Один конверт был адресован «герру Уильяму Джойсу»[20]. («Кумир пятой колонны, черт бы его побрал», – с отвращением сказал Перри.) Этот конверт искусительно лежал наверху стопки, но, к несчастью, кухарка миссис Скейф помешала Джульетте заняться шпионажем – она притопала из своей пещеры, то есть с кухни, таща меню ужина на согласование с хозяйкой.

– Омар, – сказала она Джульетте, закатила глаза и с силой выдохнула, словно омар был особо неприятным гостем, с которым она вынуждена разбираться.

К удивлению Джульетты, карточек на омаров пока не ввели – их просто трудно было достать. Она ела омара на прошлой неделе в ресторане Прюнье, куда ее повел Перри. Она надеялась на романтический вечер – мерцающие свечи и, может быть, две руки, ее и его, соприкасаются на столе (или одна до боли сжимает другую). Возможно, это будет такой ужин, за которым мужчина высказывает давнюю потаенную страсть. («Мисс Армстронг! Я больше не могу сдерживать свои чувства!»). Вместо этого ей прочитали лекцию.

– Омар европейский обыкновенный, или Homarus gammarus, – произнес Перри, как только несчастное ракообразное положили перед ними. – Экзоскелет в диком виде синий, конечно. Красный пигмент высвобождается только при варке.

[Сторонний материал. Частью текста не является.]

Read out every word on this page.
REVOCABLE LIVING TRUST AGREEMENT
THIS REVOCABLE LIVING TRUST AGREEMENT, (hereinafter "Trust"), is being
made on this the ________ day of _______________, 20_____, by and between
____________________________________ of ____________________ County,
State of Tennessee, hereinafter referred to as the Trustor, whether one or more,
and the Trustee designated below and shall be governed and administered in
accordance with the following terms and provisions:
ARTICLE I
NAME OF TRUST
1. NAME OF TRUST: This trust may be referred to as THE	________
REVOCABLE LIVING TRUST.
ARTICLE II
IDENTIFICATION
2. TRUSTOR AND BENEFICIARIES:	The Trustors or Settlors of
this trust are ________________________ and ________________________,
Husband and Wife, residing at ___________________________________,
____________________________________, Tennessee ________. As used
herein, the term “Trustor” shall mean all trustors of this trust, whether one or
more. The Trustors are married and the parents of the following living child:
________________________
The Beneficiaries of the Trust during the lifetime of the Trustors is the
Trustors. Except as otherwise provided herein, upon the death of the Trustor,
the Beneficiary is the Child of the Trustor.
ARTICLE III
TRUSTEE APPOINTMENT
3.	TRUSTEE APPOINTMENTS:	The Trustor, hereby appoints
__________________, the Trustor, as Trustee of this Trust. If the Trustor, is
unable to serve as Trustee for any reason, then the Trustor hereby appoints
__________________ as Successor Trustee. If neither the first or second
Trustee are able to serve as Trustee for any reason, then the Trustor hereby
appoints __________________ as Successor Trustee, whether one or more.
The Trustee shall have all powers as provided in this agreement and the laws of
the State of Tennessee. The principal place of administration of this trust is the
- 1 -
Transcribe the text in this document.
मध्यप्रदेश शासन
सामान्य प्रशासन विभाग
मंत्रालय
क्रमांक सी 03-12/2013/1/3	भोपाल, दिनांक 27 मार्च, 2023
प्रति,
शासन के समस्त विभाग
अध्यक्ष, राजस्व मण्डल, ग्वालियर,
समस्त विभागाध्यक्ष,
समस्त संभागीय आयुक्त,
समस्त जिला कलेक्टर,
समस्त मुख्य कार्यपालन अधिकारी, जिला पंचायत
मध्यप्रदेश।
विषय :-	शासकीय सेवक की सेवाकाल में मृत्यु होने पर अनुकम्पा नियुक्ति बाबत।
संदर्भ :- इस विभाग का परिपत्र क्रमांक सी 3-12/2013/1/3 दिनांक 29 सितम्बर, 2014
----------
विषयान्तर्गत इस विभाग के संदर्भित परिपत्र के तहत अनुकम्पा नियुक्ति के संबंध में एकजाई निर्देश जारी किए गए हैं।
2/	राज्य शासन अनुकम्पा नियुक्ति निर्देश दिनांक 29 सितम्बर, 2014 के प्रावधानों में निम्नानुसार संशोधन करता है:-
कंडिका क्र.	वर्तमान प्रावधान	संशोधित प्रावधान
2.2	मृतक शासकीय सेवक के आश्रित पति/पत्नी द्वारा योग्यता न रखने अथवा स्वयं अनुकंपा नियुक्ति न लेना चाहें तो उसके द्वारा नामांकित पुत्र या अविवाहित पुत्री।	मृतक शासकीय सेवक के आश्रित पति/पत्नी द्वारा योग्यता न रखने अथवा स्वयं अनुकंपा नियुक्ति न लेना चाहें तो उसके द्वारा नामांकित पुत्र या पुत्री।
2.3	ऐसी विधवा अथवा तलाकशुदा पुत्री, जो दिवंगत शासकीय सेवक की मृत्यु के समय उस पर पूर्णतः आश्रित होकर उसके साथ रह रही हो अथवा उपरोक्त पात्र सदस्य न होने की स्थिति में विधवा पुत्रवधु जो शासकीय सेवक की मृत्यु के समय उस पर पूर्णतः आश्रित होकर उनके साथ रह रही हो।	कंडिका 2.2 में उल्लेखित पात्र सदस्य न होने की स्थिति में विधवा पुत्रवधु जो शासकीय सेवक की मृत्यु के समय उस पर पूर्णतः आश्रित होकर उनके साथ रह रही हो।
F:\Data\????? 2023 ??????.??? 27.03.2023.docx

– Варят обычно заживо, – добавил он, откручивая клешню, словно патологоанатом на вскрытии. – Теперь выдерните ножки и высосите мясо.

Джульетта с некоторой неохотой, но все же последовала указаниям. В конце концов, не пропадать же омару, раз его уже сварили.

В качестве греховной эскапады после декадентской трапезы, за кофе, Перри продиктовал Джульетте десять страниц. К концу у нее уже глаза начали косить от усталости. «Его проинформировали, что Би-би-си осуществляла прослушку круглые сутки и не обнаружила, – дальше большими буквами, пожалуйста, мисс Армстронг, – НИКАКИХ ПОДОБНЫХ ПЕРЕДАЧ». Сильные чувства и впрямь теснились у него в груди, но, увы, направлены они были не на Джульетту.